The answer is in Sambisa. Many of the abducted girls are actually the few that wanted to escape the trap of illiteracy prevalent in Nigeria’s North-east. The abducted girls, therefore, represent the best of their peers. In a very educationally disadvantaged North-east states, the girls now held hostage in Sambisa represent the future in their environment. But what manner of future? In the inability of many of them to articulate themselves in English despite being in the final year of their secondary school education, the degeneration of the nation’s educational system is now globally advertised. Compared with the poise, articulation and brilliance of the 16-year-old Pakistani’s school girl, Malala Yousafzai, who survived assassination attack of the Talibans on account of her campaign for girl education—the very thing Boko Haram is against—the products of our educational system leave a sour taste in the mouth.
 
Look carefully in Sambisa and you’ll see our military power brought so low. Isn’t it such a great irony that the Nigerian military that used to shine in international peace-keeping operations seems so tamed by the Boko Haram insurgents, so much so that we are now grasping for foreign military help to rescue our girls from harm? Inadvertently, the Boko Harams have showcased our grossly inadequate capacity in intelligence gathering, surveillance and speedy response.
 
At the end of the day, the military cannot operate in isolation from our retarded macro setting. Modern military power is more electronic and high-tech driven rather than sheer demonstration of brawn. In the circumstances, asking our military to do exploits against a determined and fluid enemy without the benefit of precise technological information gathering system is akin to flying blind.
 
Thanks to Sambisa, we now know that despite the billions we budget annually on space science, our so-called satellite systems are merely obsolete technological toys which provide our political authorities and their bureaucratic accomplices with the necessary cover to appropriate and misappropriate public fund—another Sambisa syndrome. At the time we needed the services of the National Space Research and Development Agency, (NASRDA) which recently celebrated the launch of Nigeria SatX and Sat 2, to track the location of our girls, the Director General Professor Seidu Mohammed, doused such hope by telling us that our satellite only had 2.5 meters resolutions and therefore lacked the capacity to track individual movements.
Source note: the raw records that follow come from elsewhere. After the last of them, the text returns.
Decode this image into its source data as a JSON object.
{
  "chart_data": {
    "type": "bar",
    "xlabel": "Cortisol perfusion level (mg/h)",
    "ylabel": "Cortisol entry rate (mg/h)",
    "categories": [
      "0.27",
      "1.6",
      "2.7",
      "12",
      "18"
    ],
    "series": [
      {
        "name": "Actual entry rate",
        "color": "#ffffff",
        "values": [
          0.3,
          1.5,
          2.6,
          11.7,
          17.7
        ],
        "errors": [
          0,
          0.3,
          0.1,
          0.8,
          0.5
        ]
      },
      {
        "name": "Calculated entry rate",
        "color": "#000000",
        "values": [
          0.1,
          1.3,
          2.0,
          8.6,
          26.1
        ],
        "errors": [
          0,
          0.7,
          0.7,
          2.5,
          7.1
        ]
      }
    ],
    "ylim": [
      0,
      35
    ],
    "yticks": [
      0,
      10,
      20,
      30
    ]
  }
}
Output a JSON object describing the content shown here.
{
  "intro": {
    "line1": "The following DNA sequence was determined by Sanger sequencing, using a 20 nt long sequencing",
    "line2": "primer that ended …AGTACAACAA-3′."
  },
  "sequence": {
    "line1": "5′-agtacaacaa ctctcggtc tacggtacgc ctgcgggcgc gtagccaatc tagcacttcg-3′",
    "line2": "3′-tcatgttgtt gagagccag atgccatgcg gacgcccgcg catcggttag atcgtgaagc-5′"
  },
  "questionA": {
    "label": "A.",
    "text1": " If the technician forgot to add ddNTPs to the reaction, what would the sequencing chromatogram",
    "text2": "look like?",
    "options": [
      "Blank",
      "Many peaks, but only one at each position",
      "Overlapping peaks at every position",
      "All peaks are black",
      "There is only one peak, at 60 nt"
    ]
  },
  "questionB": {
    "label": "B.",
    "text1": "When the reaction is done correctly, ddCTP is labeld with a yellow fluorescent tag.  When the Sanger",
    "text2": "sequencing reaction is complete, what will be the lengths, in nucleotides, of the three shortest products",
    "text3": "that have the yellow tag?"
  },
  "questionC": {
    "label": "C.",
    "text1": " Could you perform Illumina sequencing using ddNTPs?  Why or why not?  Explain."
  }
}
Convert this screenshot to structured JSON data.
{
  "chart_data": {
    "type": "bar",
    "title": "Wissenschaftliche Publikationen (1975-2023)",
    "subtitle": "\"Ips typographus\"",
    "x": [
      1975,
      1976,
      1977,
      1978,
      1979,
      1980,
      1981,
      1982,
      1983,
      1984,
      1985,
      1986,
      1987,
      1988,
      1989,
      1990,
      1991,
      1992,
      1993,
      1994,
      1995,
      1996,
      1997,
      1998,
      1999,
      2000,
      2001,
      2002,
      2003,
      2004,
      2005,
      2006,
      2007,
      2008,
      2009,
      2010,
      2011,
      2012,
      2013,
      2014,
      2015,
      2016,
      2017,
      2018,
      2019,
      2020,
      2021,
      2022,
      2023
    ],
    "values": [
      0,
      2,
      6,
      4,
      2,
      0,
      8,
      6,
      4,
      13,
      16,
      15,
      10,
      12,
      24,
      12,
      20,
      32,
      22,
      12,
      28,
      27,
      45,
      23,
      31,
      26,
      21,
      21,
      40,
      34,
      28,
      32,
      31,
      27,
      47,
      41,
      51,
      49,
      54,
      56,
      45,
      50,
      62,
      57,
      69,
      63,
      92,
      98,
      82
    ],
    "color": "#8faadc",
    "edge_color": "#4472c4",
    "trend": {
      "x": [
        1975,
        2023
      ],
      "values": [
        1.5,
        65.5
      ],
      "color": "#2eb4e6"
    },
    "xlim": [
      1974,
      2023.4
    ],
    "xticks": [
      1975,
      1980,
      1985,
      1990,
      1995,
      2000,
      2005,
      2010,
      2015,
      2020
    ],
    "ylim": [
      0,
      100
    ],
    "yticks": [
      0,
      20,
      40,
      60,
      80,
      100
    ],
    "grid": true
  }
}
So, why are we wasting so many billions annually to sustain such scientific charade when we might just as well rely on outsourcing from the global community as in the present case? Why buy an attack dog if it had no teeth?
 
Of course, our military failures cannot also be divorced from what the world media and personalities have described as Jonathan’s incompetence and poor leadership. That it took him over two weeks merely to officially react to the abduction is bad enough; that the presidency could not even make up its mind whether there was kidnap or not after more than two weeks of the abduction is not exactly what it takes to galvanise a troop. In effect, the field commanders would have been justifiably faced with conflicting signals from the political authorities. Not the least of such absurdities is the theatrical histrionics of the First Lady, trivializing the abduction saga.
 
In a world running at the speed of sound, it took Sambisa to remind us that our president doesn’t easily give a damn about anything! He takes his time, even if the world is on fire. Thanks to Sambisa, Nigeria’s image is taking a toll and the leadership question is back on the front burner. As Sunny Okoson’s lyrics would ask, which way Nigeria?
THE SUN

1 comment:

Anonymous said...

What a waste my Lord, where did we go wrong, Bad Government and Leadership has brought us to this point, We acknowledge our sins Lord, have mercy on us as a Nation and bring peace back to us in Jesus name, Amen.